Rendez-vous With French Cinema New York Puts Focus on Female Filmmakers

julia ducournau raw
ducournau: Bertrand NOEL/SIPA/ap

A new generation of French women helmers is boldly mixing personal and genre cinema to create a fresh image of Gallic cinema abroad.

“Sometimes Americans are curious to see why we have so many women directors, with such strength of vision,” says Unifrance director Isabelle Giordano. “Women directors tackle pressing issues from new angles, with daring, sometimes provocative, approaches, often confronting hard truths in a frank and original manner.”

Almost half the filmmakers attending the Rendez-vous With French Cinema at Lincoln Center that runs March 1-12 (filmlinc.org/festivals/rendez-vous-with-french-cinema) are women, ranging from veteran Agnès Varda — who is scheduled for a talk at the event — to younger helmers such as Emmanuelle Bercot (“150 Milligrams”), Justine Triet (“In Bed With Victoria”), Julia Ducournau (“Raw,” and one of Variety’s 2017 10 Directors to Watch), Rebecca Zlotowski (“Planetarium”), Katell Quillévéré (“Heal the Living”), and Stéphanie Di Giusto (“The Dancer”).

Top female executives attending the event include Haut et Court founder, Carole Scotta, who recorded major successes in 2016 as producer of “150 Milligrams” and as executive producer of TV series “The Young Pope,” and French power agent Cecile Felsenberg of UBBA, whose client list includes Bercot, Dany Boon, Guillaume Canet, and Mathieu Kassovitz.

Ducournau took Toronto by storm with “Raw.” French films usually spurn the horror genre, but Ducournau’s stark depiction of a student’s descent into cannibalism mixes genre elements with a highly individual auteur outlook.

“My generation is less fixated with auteur cinema,” says Quillévéré. “Our inspirations include American independent and mainstream cinema, we’re not afraid to mix genre and auteur elements.”

Justin Taurand, who produced Quillévéré’s “Heal the Living,” says “films du milieu” (“midway films”) have earned that name because of their midsized budgets — typically between $3 million and $8 million — but also because they lie halfway between the genre and personal films, driven by the fact that their helmers both want, and need, to tap into a wider audience.

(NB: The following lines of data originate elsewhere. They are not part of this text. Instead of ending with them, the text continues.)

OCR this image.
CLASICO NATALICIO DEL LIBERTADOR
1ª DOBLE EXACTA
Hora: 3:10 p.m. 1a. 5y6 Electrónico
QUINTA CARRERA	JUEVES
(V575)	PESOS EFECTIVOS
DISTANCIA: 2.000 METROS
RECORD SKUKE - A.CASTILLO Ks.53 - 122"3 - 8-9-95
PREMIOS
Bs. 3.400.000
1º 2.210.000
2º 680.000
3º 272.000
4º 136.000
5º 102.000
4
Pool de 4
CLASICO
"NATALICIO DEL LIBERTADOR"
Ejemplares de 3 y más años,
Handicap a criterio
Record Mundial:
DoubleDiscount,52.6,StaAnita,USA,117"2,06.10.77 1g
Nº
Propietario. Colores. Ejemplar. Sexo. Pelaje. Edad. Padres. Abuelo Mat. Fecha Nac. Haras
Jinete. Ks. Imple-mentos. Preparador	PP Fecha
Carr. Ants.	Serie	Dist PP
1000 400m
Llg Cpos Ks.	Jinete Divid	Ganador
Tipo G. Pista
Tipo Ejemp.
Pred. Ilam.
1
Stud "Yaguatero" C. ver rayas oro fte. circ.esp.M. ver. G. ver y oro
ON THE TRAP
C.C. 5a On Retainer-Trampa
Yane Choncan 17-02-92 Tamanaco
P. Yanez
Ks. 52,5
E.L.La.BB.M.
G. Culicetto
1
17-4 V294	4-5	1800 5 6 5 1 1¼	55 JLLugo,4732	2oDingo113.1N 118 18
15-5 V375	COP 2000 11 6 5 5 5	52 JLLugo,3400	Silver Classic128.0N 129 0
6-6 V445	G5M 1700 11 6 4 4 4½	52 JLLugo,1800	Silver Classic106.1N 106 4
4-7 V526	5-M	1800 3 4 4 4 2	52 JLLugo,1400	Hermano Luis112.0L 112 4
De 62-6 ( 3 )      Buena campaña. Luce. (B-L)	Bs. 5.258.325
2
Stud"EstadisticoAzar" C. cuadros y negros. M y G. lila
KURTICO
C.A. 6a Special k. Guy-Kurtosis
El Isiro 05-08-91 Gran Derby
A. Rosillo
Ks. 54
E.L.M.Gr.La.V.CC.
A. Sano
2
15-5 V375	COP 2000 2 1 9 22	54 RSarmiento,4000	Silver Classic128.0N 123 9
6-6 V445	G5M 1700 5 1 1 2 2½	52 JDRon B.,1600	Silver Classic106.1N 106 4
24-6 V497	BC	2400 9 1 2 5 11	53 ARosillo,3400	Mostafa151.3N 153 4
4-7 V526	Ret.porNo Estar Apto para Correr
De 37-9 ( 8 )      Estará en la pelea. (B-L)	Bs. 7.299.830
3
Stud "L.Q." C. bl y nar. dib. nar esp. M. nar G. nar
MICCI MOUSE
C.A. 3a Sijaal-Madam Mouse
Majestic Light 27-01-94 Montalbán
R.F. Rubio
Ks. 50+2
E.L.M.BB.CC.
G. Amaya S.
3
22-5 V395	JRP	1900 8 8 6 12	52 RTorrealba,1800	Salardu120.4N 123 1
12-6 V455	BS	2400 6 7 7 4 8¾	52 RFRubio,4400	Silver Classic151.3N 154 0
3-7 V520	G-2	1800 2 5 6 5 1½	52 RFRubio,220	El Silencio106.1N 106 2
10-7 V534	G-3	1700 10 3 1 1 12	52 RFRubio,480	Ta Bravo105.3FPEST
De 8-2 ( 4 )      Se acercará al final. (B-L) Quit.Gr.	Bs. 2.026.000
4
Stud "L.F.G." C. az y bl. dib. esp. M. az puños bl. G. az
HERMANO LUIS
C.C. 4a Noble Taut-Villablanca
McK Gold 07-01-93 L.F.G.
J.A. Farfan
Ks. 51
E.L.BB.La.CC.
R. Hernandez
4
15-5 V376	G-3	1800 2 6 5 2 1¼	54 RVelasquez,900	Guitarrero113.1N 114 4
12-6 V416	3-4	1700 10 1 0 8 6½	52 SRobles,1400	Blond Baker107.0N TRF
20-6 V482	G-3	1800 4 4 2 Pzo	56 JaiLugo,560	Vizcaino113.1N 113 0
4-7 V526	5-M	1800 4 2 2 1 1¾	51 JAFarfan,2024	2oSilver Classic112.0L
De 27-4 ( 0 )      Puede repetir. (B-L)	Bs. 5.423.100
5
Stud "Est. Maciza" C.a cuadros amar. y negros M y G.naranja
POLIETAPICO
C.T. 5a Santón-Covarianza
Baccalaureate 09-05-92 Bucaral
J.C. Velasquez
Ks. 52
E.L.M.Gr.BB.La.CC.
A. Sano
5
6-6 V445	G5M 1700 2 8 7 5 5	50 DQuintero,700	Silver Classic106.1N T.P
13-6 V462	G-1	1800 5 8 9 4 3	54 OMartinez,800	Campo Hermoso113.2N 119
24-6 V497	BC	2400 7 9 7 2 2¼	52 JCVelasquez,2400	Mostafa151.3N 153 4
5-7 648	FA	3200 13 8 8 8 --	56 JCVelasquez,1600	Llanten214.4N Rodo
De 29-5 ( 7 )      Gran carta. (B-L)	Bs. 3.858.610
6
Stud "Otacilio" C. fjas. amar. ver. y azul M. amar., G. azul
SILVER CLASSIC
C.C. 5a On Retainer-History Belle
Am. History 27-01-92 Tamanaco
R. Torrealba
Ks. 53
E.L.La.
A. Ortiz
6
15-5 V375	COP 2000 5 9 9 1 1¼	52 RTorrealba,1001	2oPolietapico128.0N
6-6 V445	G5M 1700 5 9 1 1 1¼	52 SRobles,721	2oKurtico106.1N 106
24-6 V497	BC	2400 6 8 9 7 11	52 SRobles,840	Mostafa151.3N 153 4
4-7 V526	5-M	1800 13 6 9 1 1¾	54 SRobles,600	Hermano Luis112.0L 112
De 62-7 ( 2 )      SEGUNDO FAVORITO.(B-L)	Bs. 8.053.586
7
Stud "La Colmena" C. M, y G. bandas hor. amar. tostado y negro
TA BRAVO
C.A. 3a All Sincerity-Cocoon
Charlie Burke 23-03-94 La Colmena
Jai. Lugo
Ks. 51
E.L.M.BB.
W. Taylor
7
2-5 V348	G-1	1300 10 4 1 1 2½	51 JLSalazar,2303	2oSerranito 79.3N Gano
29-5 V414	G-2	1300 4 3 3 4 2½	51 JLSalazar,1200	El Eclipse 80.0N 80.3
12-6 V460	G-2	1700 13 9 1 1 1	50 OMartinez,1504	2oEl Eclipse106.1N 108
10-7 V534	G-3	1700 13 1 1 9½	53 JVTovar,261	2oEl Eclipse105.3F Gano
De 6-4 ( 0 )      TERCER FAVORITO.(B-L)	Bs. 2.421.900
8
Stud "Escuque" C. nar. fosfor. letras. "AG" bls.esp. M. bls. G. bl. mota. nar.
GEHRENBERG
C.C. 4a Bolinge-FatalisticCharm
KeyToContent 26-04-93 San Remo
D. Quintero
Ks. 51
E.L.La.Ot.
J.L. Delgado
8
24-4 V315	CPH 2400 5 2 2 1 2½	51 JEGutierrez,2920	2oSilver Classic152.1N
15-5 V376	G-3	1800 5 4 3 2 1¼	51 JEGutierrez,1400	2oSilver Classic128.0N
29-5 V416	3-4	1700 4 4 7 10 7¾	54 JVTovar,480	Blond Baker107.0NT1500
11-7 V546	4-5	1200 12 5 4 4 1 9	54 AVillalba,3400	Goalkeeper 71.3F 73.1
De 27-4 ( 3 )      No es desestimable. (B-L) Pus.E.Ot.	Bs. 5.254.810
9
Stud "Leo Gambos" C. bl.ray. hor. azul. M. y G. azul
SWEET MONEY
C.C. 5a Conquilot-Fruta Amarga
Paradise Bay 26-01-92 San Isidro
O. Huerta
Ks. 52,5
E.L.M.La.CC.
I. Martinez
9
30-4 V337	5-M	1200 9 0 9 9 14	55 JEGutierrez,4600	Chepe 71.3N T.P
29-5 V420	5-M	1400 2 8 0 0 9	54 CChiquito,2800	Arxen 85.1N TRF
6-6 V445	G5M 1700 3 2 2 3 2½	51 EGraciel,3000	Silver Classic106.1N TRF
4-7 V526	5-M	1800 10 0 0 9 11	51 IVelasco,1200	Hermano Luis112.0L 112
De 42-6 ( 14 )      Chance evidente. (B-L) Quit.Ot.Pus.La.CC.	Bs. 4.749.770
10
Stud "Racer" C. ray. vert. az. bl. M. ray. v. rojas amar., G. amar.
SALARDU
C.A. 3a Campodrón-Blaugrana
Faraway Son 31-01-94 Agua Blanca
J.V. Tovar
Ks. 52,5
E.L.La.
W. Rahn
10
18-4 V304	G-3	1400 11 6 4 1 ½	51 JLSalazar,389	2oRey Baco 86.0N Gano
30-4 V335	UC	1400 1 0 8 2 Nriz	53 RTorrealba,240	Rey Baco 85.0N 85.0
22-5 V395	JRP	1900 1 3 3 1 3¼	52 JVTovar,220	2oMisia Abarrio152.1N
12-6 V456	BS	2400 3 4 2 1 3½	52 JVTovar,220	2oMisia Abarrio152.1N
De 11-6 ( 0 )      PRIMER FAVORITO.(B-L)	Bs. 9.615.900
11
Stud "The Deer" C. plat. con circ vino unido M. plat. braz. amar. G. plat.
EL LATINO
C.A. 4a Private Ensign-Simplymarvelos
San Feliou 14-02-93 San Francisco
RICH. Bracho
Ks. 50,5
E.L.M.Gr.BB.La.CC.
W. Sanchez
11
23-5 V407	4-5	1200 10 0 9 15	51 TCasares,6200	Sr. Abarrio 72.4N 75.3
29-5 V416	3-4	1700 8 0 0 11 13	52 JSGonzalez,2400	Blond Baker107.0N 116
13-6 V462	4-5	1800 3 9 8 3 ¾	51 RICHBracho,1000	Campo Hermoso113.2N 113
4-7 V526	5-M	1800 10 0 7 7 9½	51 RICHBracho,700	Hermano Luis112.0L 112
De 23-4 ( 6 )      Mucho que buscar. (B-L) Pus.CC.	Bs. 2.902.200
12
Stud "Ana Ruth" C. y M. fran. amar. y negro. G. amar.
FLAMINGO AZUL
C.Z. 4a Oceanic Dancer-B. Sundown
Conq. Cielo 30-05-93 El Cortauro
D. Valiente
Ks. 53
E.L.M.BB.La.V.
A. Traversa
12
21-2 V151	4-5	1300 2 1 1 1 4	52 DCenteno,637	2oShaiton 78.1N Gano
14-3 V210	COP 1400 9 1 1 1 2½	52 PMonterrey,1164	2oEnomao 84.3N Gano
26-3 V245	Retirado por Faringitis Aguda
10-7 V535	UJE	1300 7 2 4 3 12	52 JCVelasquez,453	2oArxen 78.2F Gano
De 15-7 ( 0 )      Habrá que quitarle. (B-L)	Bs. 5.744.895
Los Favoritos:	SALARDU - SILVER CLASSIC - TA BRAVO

“My generation is more interested in genre and reaching an audience,” says Quillévéré, who cites an eclectic range of inspirations, from Douglas Sirk, James L. Brooks, Kenneth Lonergan, and Blake Edwards to David Simon’s “The Wire.” “I love filmmakers who explore emotions, the power of emotions within a story.”
Quillévéré is prepping her first TV series, co-written with Helier Cisterne, and produced by Taurand and David Thion, about French hip-hop group NTM, set in the 1980s.

Zlotowski says the new generation of French filmmakers is based on common interests, and above all friendships and working together. She’s co-writing a script with Thomas Cailley (“Love at First Sight”) based on a graphic novel.

“There’s amazing new talent emerging in France,” she says. “We sometimes show each other our work in the editing room. It’s not really a new wave, or a film movement, like in Argentina or the Philippines. Essentially, we’re all from the same middle-class backgrounds, from Paris or the suburbs. We share an interest in social issues, rather than a specific aesthetic approach, but we like strong visuals. We want to explore new territories, but always with a strong social concern.”